Allaert van EVERDINGEN
Alkmaar 1621 - Amsterdam 1675
Allaert van Everdingen was a pupil of Roelandt Savery in Utrecht and Pieter Molijn in Haarlem, where he entered the guild as an independent master in 1645. Very little is known of his life, apart from a trip to Norway and Sweden around 1643-1644 that was to be of considerable influence on his work. His itinerary on this trip, which can be vaguely reconstructed from inscriptions on the handful of actual topographical drawings that survive, seems to have taken him along the south coast of Norway, near the ports of Risör and Langeshund, and in the area of Gothenburg and the Bothusland province of western Sweden. Although it has occasionally been suggested that Everdingen made a second trip to Scandinavia in around 1660, there is in fact no evidence for this. Nevertheless, the artist continued to be inspired by the rugged, mountainous Nordic scenery long after his return to Haarlem. He produced a large number of landscape drawings of such scenes from memory, replete with pine forests, rustic wooden huts and waterfalls; these were to be a particular influence on the work of his younger contemporary, Jacob van Ruisdael. From 1652 Everdingen lived in Amsterdam, where he also worked as an art dealer.
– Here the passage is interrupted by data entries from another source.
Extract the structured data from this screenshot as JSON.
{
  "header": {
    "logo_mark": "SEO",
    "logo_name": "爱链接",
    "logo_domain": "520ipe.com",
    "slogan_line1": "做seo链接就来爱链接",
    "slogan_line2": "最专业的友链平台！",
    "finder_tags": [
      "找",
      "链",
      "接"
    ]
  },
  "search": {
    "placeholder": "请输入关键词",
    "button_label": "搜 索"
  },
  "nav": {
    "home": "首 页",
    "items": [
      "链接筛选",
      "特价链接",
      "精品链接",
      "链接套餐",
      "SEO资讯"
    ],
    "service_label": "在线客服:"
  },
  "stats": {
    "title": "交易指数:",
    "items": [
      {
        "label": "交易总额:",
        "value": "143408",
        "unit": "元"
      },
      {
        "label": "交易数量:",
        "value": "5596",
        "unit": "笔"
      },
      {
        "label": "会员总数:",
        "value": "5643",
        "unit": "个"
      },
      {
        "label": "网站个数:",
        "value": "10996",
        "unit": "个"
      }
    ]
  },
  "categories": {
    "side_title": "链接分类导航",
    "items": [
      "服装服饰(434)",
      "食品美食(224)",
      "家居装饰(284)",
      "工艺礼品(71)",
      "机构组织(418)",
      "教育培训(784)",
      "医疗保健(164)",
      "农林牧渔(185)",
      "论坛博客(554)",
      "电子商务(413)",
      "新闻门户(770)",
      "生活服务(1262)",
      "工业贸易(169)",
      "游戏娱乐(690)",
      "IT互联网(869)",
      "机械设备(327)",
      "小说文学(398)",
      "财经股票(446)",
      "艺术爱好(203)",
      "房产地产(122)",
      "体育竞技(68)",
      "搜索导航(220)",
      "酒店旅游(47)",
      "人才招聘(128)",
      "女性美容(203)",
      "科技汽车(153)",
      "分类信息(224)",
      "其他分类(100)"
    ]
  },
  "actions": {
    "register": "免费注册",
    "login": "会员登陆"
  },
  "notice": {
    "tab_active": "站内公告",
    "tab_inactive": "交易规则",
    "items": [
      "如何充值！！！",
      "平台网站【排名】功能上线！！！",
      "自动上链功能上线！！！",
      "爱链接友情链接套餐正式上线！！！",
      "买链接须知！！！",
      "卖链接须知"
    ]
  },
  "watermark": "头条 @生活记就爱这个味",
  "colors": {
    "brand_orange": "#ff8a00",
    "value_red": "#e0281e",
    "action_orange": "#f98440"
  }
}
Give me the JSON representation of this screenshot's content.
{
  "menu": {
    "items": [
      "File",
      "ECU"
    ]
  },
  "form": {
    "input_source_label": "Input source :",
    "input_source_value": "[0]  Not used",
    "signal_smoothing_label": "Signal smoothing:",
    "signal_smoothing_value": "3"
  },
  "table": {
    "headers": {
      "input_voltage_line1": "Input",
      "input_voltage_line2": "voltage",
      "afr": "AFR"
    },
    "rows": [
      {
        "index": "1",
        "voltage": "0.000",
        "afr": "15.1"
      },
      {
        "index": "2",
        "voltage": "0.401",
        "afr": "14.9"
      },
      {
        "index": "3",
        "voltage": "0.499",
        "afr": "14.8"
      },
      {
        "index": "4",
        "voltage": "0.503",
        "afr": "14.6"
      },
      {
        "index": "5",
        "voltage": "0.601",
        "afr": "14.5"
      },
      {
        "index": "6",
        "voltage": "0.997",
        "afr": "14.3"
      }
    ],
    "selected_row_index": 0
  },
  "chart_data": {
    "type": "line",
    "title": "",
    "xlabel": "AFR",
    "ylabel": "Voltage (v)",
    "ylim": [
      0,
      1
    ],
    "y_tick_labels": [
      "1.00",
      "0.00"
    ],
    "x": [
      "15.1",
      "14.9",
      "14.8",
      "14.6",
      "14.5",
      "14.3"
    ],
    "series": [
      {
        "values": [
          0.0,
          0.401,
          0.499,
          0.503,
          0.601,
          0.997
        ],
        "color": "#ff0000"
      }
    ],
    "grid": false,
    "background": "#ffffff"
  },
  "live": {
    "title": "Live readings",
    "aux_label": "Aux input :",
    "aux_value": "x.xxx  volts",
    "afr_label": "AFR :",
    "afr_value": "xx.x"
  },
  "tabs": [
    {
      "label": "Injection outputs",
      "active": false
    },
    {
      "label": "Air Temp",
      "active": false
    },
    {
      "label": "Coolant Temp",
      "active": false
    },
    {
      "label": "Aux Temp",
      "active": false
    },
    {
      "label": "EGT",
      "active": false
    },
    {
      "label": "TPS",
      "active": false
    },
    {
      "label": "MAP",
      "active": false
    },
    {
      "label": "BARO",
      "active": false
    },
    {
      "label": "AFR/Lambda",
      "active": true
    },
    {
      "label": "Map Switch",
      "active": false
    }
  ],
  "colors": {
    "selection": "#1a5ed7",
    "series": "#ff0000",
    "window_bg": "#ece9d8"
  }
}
Although his oil paintings are relatively rare, Everdingen was a prolific draughtsman. Some six hundred landscape drawings by the artist survive, including many of Scandinavian subjects. Many of Everdingen’s landscape drawings - for the most part executed in pen and brown wash and usually signed with the artist’s monogram - were in all likelihood intended for sale as works of art in their own right. Everdingen also produced a large number of landscape etchings, many of which were also inspired by his travels in Norway and Sweden. Only one extant drawing by Everdingen is dated, however, and a precise chronology of his draughtsmanship is difficult to establish. Significant groups of drawings by the artist are today in the collections of the British Museum, the Kupferstichkabinett in Berlin, the Albertina in Vienna, the Rijksmuseum in Amsterdam, the Fitzwilliam Museum in Cambridge, the Kunsthalle in Hamburg, the Teyler Museum in Haarlem, the Pushkin Museum in Moscow, and elsewhere.